One Attenborough. The generation from his first broadcasts till now. The time it’s taken to almost extinguish all wildlife. The time taken to turn the wild places over to the reproduction of us, and to rapidly convert the entire biosphere to the service of a rapacious, freely polluting humanity.

A pocket friend recently referred to the existential dread those who understand what’s coming share, and I reflected on what it is to have long had knowledge of the future; to have seen the fire storm on the horizon but be powerless to slow its inexorable advance. To be an enforced watcher and worrier, someone who has spent a lifetime unable to make a damn iota of difference, adrift on a raft in an grass sea of selfishness and rampant consumption, presaging the inevitable collapse of everything, while the grey-black smoke rolls ever closer.

One Attenborough. The time that straddled a career and voice we all know, an icon that opened the countless eyes of suburban households to the endless wonders of the natural world. A time when the wild things of the oceans, the skies, the deserts, the jungles dazzled us in their diversity, colour, sounds, behaviours. A time till now, when his creaking voice heralds the collapse of habitats worldwide, a death-knell streamed to a wide-screen OLED in ultra-vivid hue and tone.
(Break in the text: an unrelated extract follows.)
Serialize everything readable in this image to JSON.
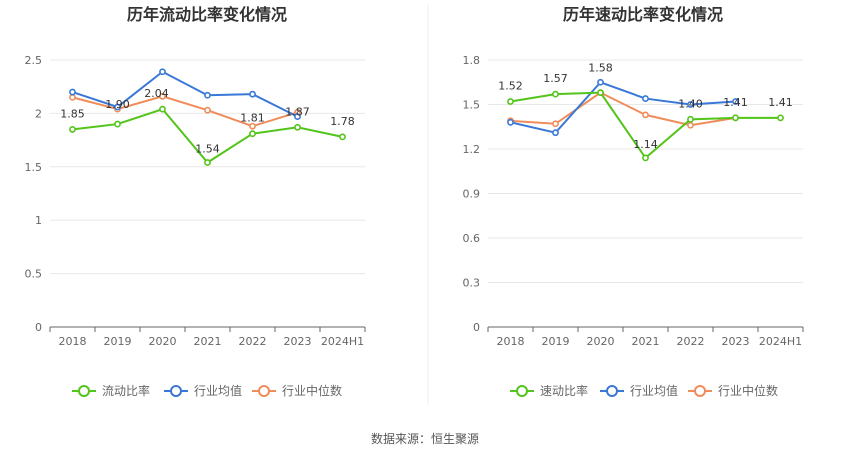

When I hear him now, I pause to reflect on my complicity in this apocalypse. Have I done enough to look a child in the eye when they ask if I could have done more? Is it enough to have always carried a cross of anxiety, to have endlessly murmured my fears to sneering demons? To have tried to embody restraint on behalf of billions of uncaring others, while the engines of progress turn out gigatonnes of waste?

One Attenborough. The time that enfolds the conceit that I might have been be enough to make a difference. The time it took for my fear to give way to callous acceptance of a fate that will be realised. The time I have left to prepare a teen for an uncaring world.

So while I still mitigate wherever I can, prepare wherever I must, and advocate change always, I do so selfishly, that I might pass from this world with the whisperings of my dying heart spoken to angels.

One Attenborough. And when he passes, the natural wonders will likely follow him quietly into the night, and those who remain will be the worse for the loss of our humanity.